The influence of CO2 gas concentration on the char temperature and conversion during oxy-fuel combustion in a fluidized bed
Artikel i vetenskaplig tidskrift, 2018
In spite of the extensive theoretical and experimental work carried out on coal/char oxy-combustion in a fluidized bed (FB), the effect of changing the atmosphere from O2/N2 to O2/CO2 for a high O2 concentrations is not entirely understood. In this work, experiments with single char particles are conducted in a bi-dimensional FB at 800 and 850 °C, varying the O2 concentration from 11 to 50%v/v in N2 or CO2. The FB reactor has a quartz window for visual observation, allowing the measurement of temperature and tracking the char conversion process by pyrometry with a digital camera. The method is shown to overcome the inherent limitations of other methods used in FB, such as thermocouples or pyrometry with an optical probe. Results indicate that the transfer of O2 from the bulk gas of the bed to the surface of a char particle controls the overall rate of char conversion in O2/N2 and in O2/CO2. In the latter gas mixture, the carbon consumption by gasification is significant even at a relatively low char temperature (850 °C).

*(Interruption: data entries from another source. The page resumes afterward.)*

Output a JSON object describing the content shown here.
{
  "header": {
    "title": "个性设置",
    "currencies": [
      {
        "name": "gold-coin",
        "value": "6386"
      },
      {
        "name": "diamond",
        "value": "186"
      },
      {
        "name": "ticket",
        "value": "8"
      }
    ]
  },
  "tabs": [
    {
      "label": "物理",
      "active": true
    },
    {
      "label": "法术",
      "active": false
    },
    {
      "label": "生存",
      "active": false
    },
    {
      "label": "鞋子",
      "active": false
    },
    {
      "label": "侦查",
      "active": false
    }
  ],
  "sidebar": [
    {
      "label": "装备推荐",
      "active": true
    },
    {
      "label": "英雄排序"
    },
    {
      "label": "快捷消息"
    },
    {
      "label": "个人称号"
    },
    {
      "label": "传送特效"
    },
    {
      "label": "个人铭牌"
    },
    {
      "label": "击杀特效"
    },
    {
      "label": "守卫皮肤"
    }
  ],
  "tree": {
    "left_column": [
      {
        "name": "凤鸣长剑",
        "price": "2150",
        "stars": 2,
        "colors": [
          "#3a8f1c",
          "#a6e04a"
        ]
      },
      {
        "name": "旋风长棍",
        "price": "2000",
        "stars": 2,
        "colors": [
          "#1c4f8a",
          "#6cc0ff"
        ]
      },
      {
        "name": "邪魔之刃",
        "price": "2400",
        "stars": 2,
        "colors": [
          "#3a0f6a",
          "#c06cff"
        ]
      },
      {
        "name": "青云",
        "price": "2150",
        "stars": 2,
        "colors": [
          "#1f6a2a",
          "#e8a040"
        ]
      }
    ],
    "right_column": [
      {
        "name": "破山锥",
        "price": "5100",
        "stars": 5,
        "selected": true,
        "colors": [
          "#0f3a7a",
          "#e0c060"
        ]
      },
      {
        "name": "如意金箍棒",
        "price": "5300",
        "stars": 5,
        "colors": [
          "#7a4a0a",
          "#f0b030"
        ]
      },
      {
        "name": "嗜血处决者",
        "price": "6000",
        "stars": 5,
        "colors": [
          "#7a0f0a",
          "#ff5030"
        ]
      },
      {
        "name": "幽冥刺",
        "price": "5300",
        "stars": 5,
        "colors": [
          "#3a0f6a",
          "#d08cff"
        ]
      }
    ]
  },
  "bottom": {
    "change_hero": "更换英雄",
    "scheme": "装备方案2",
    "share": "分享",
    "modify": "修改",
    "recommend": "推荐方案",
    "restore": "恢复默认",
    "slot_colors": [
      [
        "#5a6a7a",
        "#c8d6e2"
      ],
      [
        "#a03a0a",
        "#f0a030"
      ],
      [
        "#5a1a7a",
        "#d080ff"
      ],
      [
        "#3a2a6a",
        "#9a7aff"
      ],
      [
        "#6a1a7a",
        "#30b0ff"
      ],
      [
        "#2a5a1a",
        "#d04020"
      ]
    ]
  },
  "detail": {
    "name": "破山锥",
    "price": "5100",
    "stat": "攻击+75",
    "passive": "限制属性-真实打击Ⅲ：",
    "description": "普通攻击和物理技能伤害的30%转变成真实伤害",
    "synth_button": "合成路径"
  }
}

This additional carbon consumption makes the apparent char consumption rate in both atmospheres roughly equal (at the same O2 concentration) for char temperatures below 925 °C, and higher in O2/CO2 than in O2/N2 for char temperatures above 925 °C. Moreover, during the time in which the char stays in the emulsion phase, its temperature is roughly the same in both atmospheres, but when the char is in the bubble or splash zone its temperature is much higher than that in the emulsion phase. As a result, the difference in char conversion rate, observed in both atmospheres, is mainly controlled by the time in which the char particle is out of the emulsion phase. These results underline the importance of paying attention to the movement of a char particle through the different phases of the bed in order to improve the understanding of the oxy-fuel behavior in FB.